The passive advanced treatment of wastewater with phosphorous removal and disinfection answered the following requirements:
|Treatment capacity||4,270 L per day|
|System surface area||130 m2|
|Treatment results are available upon request.|
The Yamaska National Park is a provincial park with a clear conservation role on the Choinière Reservoir in Québec, Canada. The Park is home to some forty fragile species considered rare, be it plant or wildlife. Their protection is among the priorities of park management. Recreational activities, which help fund its conservation, must be carefully considered. This is why an advanced level of treatment was chosen to passively disinfect and remove phosphorus from the wastewater and provide an extra level of protection to the environment.
This system receives a daily flow of 4,270 L of wastewater coming from showers, toilets and sinks in buildings of the Les Roselins sector of the campground.
The System O)) is preceded by a primary treatment. Primary treatment of wastewater is a physical decantation of liquids and solids, usually done in a septic tank, where the solids are pumped out at regular intervals (usu. 2 years).
In this case, wastewater is collected in a 6,410-L pretreatment tank. Inside the tank, the wastewater separates into layers as the fats float to the top and the solids sink to the bottom.
System O)) septic systems combine wastewater distribution, treatment and infiltration in one simple step.
The primary treatment tank effluent is distributed throughout the system with a combination of pumping stations and watertight membranes.
The optimal functioning of a System O)) installation depends on an even distribution of wastewater over the entire surface of the treatment bed. This is possible thanks to a low pressure distribution system. Through each Advanced Enviro))Septic pipe is inserted a 38-mm pipe, which is perforated to allow water to spurt out. This mode of distribution makes it possible to evenly distribute the effluent through each pipe.

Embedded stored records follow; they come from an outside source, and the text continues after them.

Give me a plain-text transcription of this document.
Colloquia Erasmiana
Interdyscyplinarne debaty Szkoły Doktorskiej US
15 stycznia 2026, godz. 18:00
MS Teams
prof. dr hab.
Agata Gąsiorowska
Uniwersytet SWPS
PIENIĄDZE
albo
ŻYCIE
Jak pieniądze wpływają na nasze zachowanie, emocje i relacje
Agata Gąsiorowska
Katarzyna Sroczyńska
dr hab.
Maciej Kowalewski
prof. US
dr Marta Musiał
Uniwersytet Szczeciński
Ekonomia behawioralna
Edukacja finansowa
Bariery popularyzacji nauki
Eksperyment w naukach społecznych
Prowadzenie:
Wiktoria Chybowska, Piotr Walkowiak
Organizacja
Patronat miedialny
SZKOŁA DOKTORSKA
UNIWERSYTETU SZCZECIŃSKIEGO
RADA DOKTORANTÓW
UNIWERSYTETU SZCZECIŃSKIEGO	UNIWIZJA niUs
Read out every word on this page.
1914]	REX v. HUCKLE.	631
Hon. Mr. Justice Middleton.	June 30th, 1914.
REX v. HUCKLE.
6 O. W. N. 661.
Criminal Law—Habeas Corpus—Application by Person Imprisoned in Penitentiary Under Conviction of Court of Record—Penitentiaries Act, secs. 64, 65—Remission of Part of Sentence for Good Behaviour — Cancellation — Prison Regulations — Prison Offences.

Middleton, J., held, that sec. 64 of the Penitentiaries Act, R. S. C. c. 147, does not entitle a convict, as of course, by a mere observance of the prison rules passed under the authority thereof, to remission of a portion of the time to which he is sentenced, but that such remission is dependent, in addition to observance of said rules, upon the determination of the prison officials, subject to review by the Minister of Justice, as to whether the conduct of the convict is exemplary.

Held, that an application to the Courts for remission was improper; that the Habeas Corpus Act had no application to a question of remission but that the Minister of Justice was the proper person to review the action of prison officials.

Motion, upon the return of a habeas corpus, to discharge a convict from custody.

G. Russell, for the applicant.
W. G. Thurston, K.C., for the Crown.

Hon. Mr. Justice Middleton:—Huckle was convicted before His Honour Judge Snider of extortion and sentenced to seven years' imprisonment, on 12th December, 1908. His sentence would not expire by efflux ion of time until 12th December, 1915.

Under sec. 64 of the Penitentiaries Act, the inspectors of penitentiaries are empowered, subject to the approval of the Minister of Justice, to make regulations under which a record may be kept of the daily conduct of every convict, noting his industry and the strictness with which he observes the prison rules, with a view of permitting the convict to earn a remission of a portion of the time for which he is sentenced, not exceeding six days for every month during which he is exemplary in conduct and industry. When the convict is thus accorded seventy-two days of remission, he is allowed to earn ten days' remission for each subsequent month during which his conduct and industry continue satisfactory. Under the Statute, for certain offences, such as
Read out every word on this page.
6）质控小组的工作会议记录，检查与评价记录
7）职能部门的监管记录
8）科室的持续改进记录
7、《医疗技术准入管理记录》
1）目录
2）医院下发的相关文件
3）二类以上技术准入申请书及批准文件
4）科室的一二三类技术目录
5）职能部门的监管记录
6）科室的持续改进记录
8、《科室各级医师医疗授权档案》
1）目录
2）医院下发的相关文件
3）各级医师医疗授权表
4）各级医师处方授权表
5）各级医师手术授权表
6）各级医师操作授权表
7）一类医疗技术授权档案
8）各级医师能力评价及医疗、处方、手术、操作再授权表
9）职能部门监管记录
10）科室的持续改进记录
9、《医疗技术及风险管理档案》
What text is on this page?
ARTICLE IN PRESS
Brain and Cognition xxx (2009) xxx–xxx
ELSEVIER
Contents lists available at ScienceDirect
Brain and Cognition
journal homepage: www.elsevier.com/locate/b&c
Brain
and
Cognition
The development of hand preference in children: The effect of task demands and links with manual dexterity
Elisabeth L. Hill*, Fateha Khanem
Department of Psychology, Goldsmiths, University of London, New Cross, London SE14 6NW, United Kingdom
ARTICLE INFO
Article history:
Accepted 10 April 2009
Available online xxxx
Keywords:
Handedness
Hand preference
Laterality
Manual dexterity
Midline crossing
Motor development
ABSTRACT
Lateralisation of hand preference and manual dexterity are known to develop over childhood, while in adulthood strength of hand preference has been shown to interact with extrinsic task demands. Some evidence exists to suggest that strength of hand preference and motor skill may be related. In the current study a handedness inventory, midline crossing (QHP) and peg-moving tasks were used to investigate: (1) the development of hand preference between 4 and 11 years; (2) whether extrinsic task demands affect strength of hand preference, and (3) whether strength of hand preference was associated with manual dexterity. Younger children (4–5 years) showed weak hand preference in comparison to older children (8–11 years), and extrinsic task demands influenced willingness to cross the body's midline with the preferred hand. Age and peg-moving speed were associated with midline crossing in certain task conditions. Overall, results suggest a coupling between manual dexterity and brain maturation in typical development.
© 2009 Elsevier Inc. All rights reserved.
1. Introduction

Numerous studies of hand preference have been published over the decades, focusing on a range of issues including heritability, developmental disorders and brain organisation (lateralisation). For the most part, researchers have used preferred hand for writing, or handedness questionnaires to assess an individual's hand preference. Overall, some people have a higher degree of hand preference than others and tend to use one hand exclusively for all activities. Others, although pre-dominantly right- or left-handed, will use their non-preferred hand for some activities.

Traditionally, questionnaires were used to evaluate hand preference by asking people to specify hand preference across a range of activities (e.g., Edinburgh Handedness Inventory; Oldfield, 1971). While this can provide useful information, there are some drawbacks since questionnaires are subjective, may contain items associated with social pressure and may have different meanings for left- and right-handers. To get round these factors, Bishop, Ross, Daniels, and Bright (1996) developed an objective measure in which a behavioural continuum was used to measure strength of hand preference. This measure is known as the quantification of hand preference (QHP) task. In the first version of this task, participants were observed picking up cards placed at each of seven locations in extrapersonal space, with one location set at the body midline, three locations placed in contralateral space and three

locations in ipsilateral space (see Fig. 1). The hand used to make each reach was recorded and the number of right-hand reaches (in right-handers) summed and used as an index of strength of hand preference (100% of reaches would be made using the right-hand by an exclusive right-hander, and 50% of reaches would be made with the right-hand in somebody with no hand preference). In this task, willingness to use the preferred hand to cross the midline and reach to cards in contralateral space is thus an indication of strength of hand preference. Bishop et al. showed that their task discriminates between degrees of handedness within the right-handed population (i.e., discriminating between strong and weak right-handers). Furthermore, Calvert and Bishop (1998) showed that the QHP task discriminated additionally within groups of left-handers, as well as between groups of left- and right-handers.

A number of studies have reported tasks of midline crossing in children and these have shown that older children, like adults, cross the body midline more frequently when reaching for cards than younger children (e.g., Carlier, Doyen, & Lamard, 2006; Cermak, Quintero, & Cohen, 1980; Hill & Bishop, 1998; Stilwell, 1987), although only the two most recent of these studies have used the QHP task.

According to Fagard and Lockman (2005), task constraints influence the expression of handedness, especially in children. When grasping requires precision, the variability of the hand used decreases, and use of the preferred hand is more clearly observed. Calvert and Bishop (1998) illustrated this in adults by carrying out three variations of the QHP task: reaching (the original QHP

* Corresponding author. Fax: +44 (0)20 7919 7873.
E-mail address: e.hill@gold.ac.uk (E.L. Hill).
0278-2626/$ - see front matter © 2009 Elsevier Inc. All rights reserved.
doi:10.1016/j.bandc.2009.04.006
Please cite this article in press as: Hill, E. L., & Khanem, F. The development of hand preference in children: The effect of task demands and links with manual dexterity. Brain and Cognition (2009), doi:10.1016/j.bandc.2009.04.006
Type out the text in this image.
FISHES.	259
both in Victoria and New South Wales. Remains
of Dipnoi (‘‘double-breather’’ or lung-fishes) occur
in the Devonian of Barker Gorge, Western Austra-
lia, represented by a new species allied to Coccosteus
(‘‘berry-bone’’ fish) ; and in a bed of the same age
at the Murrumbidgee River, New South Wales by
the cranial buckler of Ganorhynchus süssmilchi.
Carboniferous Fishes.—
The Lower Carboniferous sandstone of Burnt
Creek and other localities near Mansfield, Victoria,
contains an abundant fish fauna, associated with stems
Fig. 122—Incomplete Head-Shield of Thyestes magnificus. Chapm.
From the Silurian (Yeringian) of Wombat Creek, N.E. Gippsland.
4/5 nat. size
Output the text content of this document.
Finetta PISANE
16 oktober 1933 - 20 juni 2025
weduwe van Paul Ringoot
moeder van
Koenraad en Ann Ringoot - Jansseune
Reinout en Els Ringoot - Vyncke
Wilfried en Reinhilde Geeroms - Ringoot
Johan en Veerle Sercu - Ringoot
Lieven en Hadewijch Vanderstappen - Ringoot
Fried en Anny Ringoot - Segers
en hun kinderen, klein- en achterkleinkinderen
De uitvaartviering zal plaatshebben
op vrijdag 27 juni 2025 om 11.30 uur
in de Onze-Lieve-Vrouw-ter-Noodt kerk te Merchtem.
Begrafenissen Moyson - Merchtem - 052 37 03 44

The treated wastewater leaving the polishing field is collected in a watertight membrane and directed towards the second pumping station, to be then sent through a reduced polishing field. The treated effluent is once again collected in a watertight membrane that empties into a 3rd pumping station, from which the water is sprinkled into the Dephos O)) module. The treated water leaving the Dephos O)) module is then pumped into a conventional pipe-and-stone polishing field to be dispersed into the soil.
This System O)) uses seven rows of five parallel Advanced Enviro))Septic pipes for a total of 35 pipes. The wastewater flows along the length of the rows where it is treated by bacteria living in the pipes and in the filter sand during the infiltration process. The treated water passes through a smaller polishing field containing six Advanced Enviro))Septic pipes.
- All wastewater at the site is treated passively
- No moving parts
- No energy is spent on wastewater treatment
- Wastewater odours cannot develop
- Treated water is perfectly clear and free of pollution
By using a System O)) with a Dephos O)) module, the client saves money by providing a passive treatment as opposed to having to use chemical coagulation. There are no moving parts that can break and the Dephos O)) media lasts more than five years before needing to be replaced. Maintenance is simple which means fees are low; on-site personnel can even be trained to do it themselves!
Choosing a passive wastewater treatment solution is very cost-effective, as the treatment process does not need to be powered, has no moving parts that can require replacement or repair, and its maintenance is so simple that employees can be trained to do it themselves.
With the proximity to a body of water such as the Choinière Reservoir, nutrient removal is very important. By removing the phosphorus from the treated effluent, we greatly reduce the risk of algae and cyanobacteria blooms. These present a huge danger to the environment by removing oxygen from the water and producing toxins.
Choosing a passive wastewater treatment solution is very positive for the environment, as the treatment process requires no power, has no moving parts that can fail and requires little maintenance.